Nor was the money collected from the residents on the block enough to buy all of the ingredients in an increasingly expensive marketplace.
I believe in the participatory potential of some of these organizations, but for this to happen decisive changes are required – ones that up until now have remained invisible.
One of the customs of these organizations is to maintain neighborhood bulletin boards. Usually not a whole lot of attention is paid to these, though occasionally they’re used to communicate important messages.
For example, they might list neighborhood block watch assignments along with the required hours of each individual or the deadlines for certain other tasks.
Today, bulletin boards are becoming rarities.
The one in the photo is on Cardenas Street, a few yards away from the Old Havana Railway Terminal.
On the left, the delegate of the “People’s Power” neighborhood council is informing residents that “All voters in District #38 must stop by the bodega (store) located at the corner of Muralla and Compostela streets as soon as possible to review the list of those who are eligible to trade in their old air conditioners.” It was signed, “Your delegate.”
This is the only “official” part of the bulletin board?
In the center is painted a large marijuana leaf, a plant whose growing and sale is prohibited here on the island.
What’s interesting is that from the color and brushstrokes, it seems that whoever painted it was the same person who wrote the inscription “Neighborhood Bulletin Board.”
On the right hand side is another “signature” – the “tag” of the controversial graffitist El Sexto. Such unofficial graffiti is also looked down on by the authorities, though the exponents of hip hop defend it as part of their culture.
Actually, when the bulletin board is viewed as a whole, it could easily compete in the upcoming Havana Art Biennial as a piece of conceptual art.
Who was its creator…it’s author? We don’t know.
But like the French writer Roland Barthes once said, the author is dead. So there’s no problem: With a dead dog, there’s no more rabies.

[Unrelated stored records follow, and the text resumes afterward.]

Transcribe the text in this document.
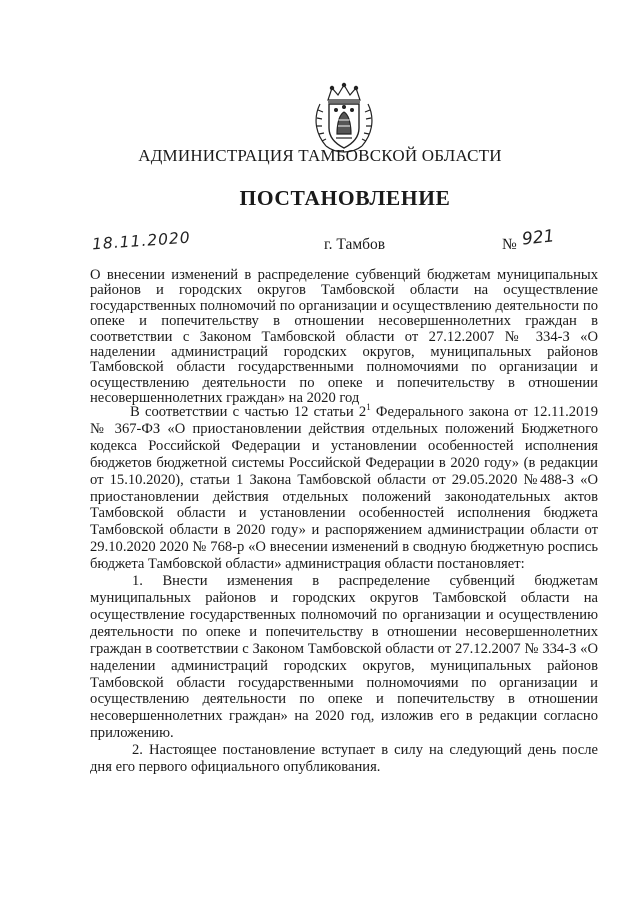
АДМИНИСТРАЦИЯ ТАМБОВСКОЙ ОБЛАСТИ
ПОСТАНОВЛЕНИЕ
18.11.2020	г. Тамбов	№ 921
О внесении изменений в распределение субвенций бюджетам муниципальных районов и городских округов Тамбовской области на осуществление государственных полномочий по организации и осуществлению деятельности по опеке и попечительству в отношении несовершеннолетних граждан в соответствии с Законом Тамбовской области от 27.12.2007 № 334-З «О наделении администраций городских округов, муниципальных районов Тамбовской области государственными полномочиями по организации и осуществлению деятельности по опеке и попечительству в отношении несовершеннолетних граждан» на 2020 год

В соответствии с частью 12 статьи $2^1$ Федерального закона от 12.11.2019 № 367-ФЗ «О приостановлении действия отдельных положений Бюджетного кодекса Российской Федерации и установлении особенностей исполнения бюджетов бюджетной системы Российской Федерации в 2020 году» (в редакции от 15.10.2020), статьи 1 Закона Тамбовской области от 29.05.2020 №488-З «О приостановлении действия отдельных положений законодательных актов Тамбовской области и установлении особенностей исполнения бюджета Тамбовской области в 2020 году» и распоряжением администрации области от 29.10.2020 2020 № 768-р «О внесении изменений в сводную бюджетную роспись бюджета Тамбовской области» администрация области постановляет:

1. Внести изменения в распределение субвенций бюджетам муниципальных районов и городских округов Тамбовской области на осуществление государственных полномочий по организации и осуществлению деятельности по опеке и попечительству в отношении несовершеннолетних граждан в соответствии с Законом Тамбовской области от 27.12.2007 № 334-З «О наделении администраций городских округов, муниципальных районов Тамбовской области государственными полномочиями по организации и осуществлению деятельности по опеке и попечительству в отношении несовершеннолетних граждан» на 2020 год, изложив его в редакции согласно приложению.

2. Настоящее постановление вступает в силу на следующий день после дня его первого официального опубликования.
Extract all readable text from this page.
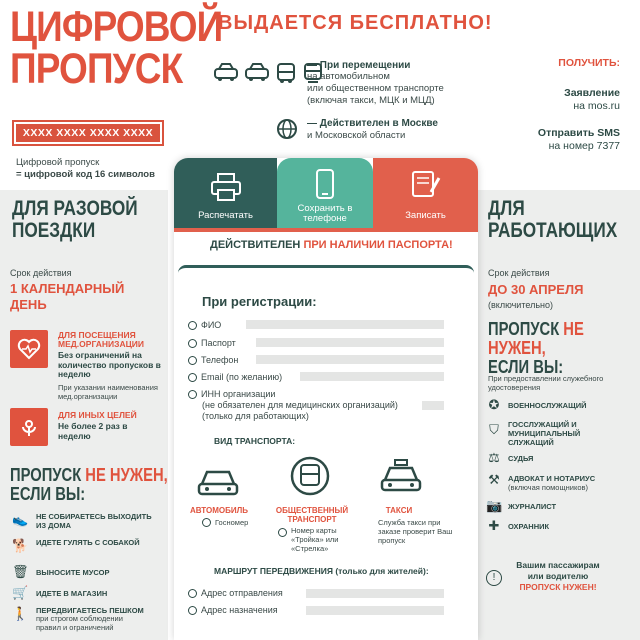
ЦИФРОВОЙ ПРОПУСК
XXXX XXXX XXXX XXXX
Цифровой пропуск
= цифровой код 16 символов
ВЫДАЕТСЯ БЕСПЛАТНО!
— При перемещении
на автомобильном
или общественном транспорте
(включая такси, МЦК и МЦД)
— Действителен в Москве
и Московской области
ПОЛУЧИТЬ:
Заявление
на mos.ru
Отправить SMS
на номер 7377
ДЛЯ РАЗОВОЙ ПОЕЗДКИ
Срок действия
1 КАЛЕНДАРНЫЙ ДЕНЬ
ДЛЯ ПОСЕЩЕНИЯ МЕД.ОРГАНИЗАЦИИ
Без ограничений на количество пропусков в неделю
При указании наименования мед.организации
ДЛЯ ИНЫХ ЦЕЛЕЙ
Не более 2 раз в неделю
ПРОПУСК НЕ НУЖЕН,
ЕСЛИ ВЫ:
👟 НЕ СОБИРАЕТЕСЬ ВЫХОДИТЬ ИЗ ДОМА
🐕 ИДЕТЕ ГУЛЯТЬ С СОБАКОЙ
🗑 ВЫНОСИТЕ МУСОР
🛒 ИДЕТЕ В МАГАЗИН
🚶 ПЕРЕДВИГАЕТЕСЬ ПЕШКОМ
при строгом соблюдении правил и ограничений
ДЛЯ РАБОТАЮЩИХ
Срок действия
ДО 30 АПРЕЛЯ
(включительно)
ПРОПУСК НЕ НУЖЕН,
ЕСЛИ ВЫ:
При предоставлении служебного удостоверения
✪	ВОЕННОСЛУЖАЩИЙ
⛉	ГОССЛУЖАЩИЙ И МУНИЦИПАЛЬНЫЙ СЛУЖАЩИЙ
⚖ СУДЬЯ
⚒ АДВОКАТ И НОТАРИУС
(включая помощников)
📷 ЖУРНАЛИСТ
✚	ОХРАННИК
!
Вашим пассажирам
или водителю
ПРОПУСК НУЖЕН!
Распечатать
Сохранить в телефоне	Записать
ДЕЙСТВИТЕЛЕН ПРИ НАЛИЧИИ ПАСПОРТА!
При регистрации:
ФИО
Паспорт
Телефон
Email (по желанию)
ИНН организации
(не обязателен для медицинских организаций)
(только для работающих)
ВИД ТРАНСПОРТА:
АВТОМОБИЛЬ
Госномер
ОБЩЕСТВЕННЫЙ ТРАНСПОРТ
Номер карты «Тройка» или «Стрелка»
ТАКСИ
Служба такси при заказе проверит Ваш пропуск
МАРШРУТ ПЕРЕДВИЖЕНИЯ (только для жителей):
Адрес отправления
Адрес назначения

Perhaps the artist is expressing his/her opinion that, besides, or in place of, sugar-cane, that marijuana should become a cash crop? Then, instead of just exporting some of its best baseball players to the major leagues, the fast boats could also carry some good bud to the “Collusus of the North”? This could earn Cuba a lot more hard currency than sugar-cane. OTOH, if the new oceanic drilling platforms hit “oro negro,” this won’t be necessary!